Another practice that we have is to consult with our colleagues when we face critical situations –  everyone can participate, assist and give their point of view. This ensures that everyone feels useful, is heard and is involved in the decision making process. 


This collaborative spirit also extends to situations with clients. When I was still a newbie in my role as a Delivery Technical Manager, the client insisted on making an addition to a specific task. However, the project managers I was reporting to directly simply declined, citing that it was not part of the current sprint and not crucial for that project phase, given the lack of resources. 

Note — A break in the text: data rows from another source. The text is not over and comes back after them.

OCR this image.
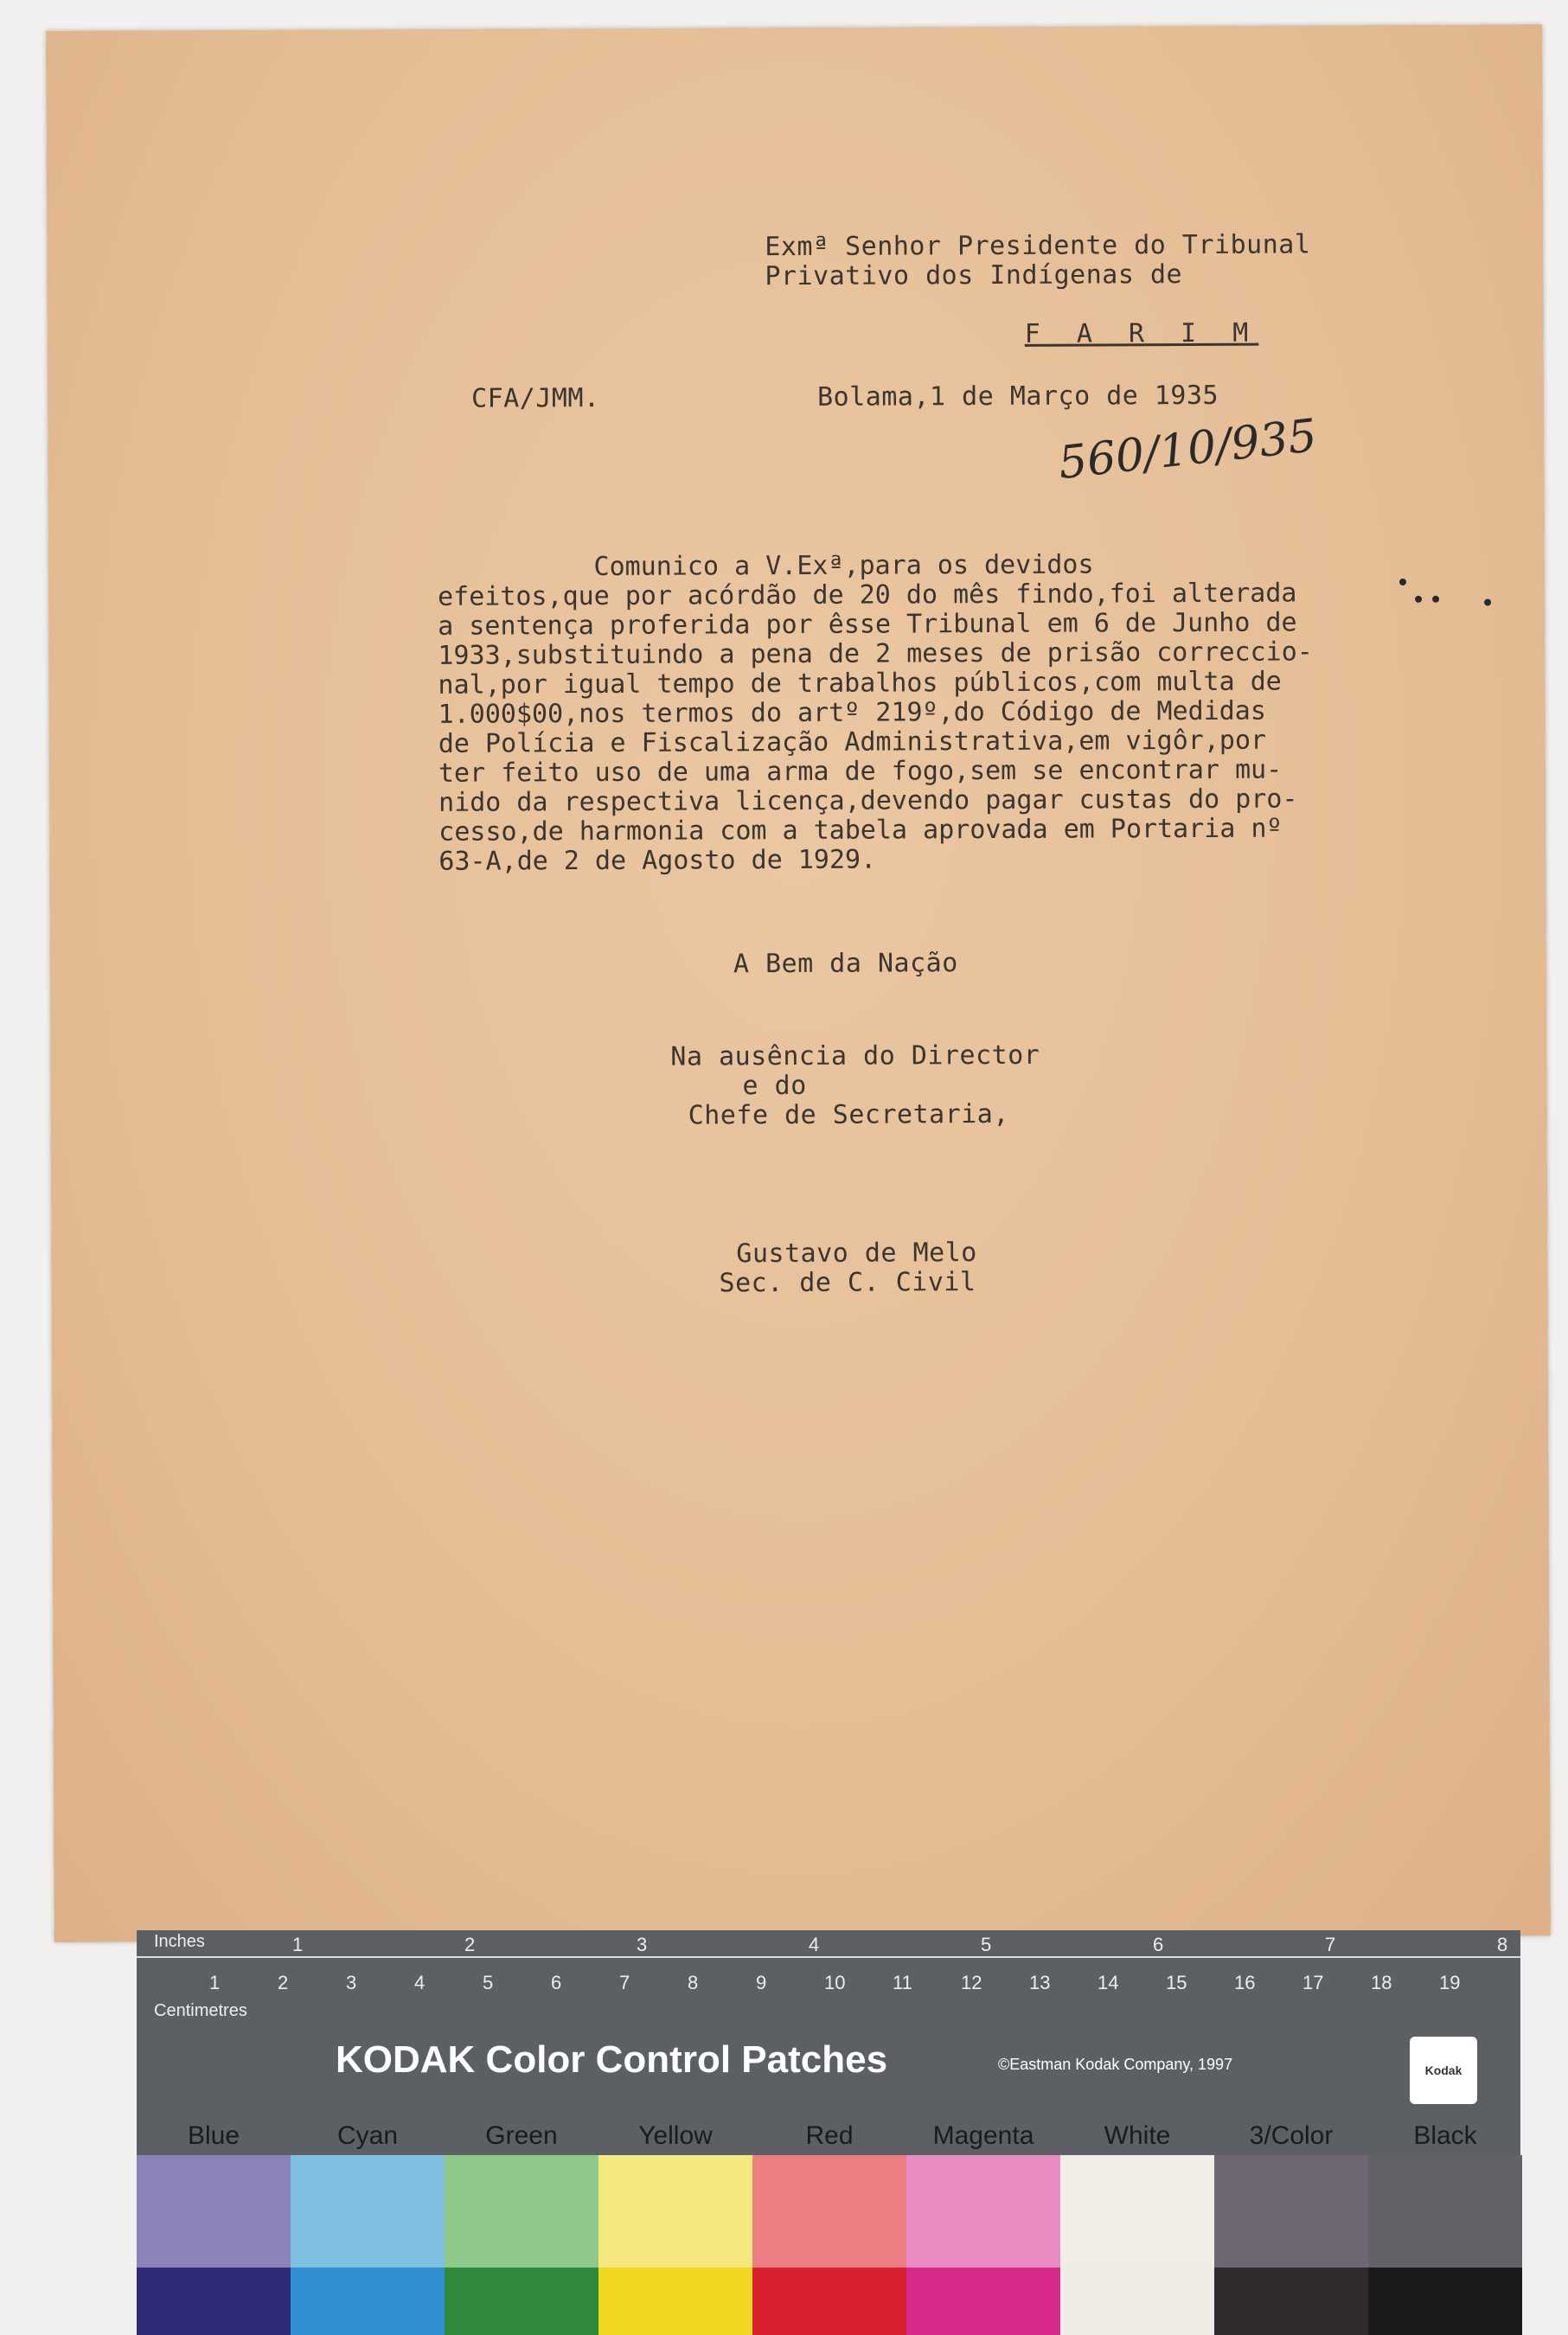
Exmª Senhor Presidente do Tribunal
Privativo dos Indígenas de
F A R I M
CFA/JMM.	Bolama,1 de Março de 1935
560/10/935
Comunico a V.Exª,para os devidos
efeitos,que por acórdão de 20 do mês findo,foi alterada
a sentença proferida por êsse Tribunal em 6 de Junho de
1933,substituindo a pena de 2 meses de prisão correccio-
nal,por igual tempo de trabalhos públicos,com multa de
1.000$00,nos termos do artº 219º,do Código de Medidas
de Polícia e Fiscalização Administrativa,em vigôr,por
ter feito uso de uma arma de fogo,sem se encontrar mu-
nido da respectiva licença,devendo pagar custas do pro-
cesso,de harmonia com a tabela aprovada em Portaria nº
63-A,de 2 de Agosto de 1929.
A Bem da Nação
Na ausência do Director
e do
Chefe de Secretaria,
Gustavo de Melo
Sec. de C. Civil
Inches	1	2	3	4	5	6	7	8
1	2	3	4	5	6	7	8	9	10 11	12 13 14 15 16 17 18 19
Centimetres
KODAK Color Control Patches	©Eastman Kodak Company, 1997	Kodak
Blue	Cyan	Green	Yellow	Red	Magenta	White	3/Color	Black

Despite this, I believed it could be done, recognizing its importance to the client. I discussed the feasibility with colleagues from the company, and understanding it could be a challenge, I knew it would be a motivation boost for them, since we will be doing something new and different, we will have the opportunity to be creative and we will be able to show our potential and how flexible and applicable knowledge and skills we can apply from one project to another. We succeeded, impressing, and satisfying the customer. Notably, the solution is still being used and even reused in other projects by colleagues. 


2 years ago, my whole life changed for the better as I had my first baby. But being the woman that I am, I didn’t want to stop working. During my maternity leave I didn’t lose my relationship with my team. I tried to stay involved in the company life by talking to other team members in the company, meeting with some of them over coffee etc. 

Thanks to this, the transition period and adaptation after 1 year on maternity leave were really easy for me. It was my own way of returning to work without stress. And it worked for me – 2 weeks after coming back full time, I was in full capacity. 

However, I know everyone has to find their own way. The truth is that in this sector, even a one-month vacation can be significant. You need to stay sharp. Up to date with everything new.  Therefore my advice would be to invest in yourself  and continue to develop every day.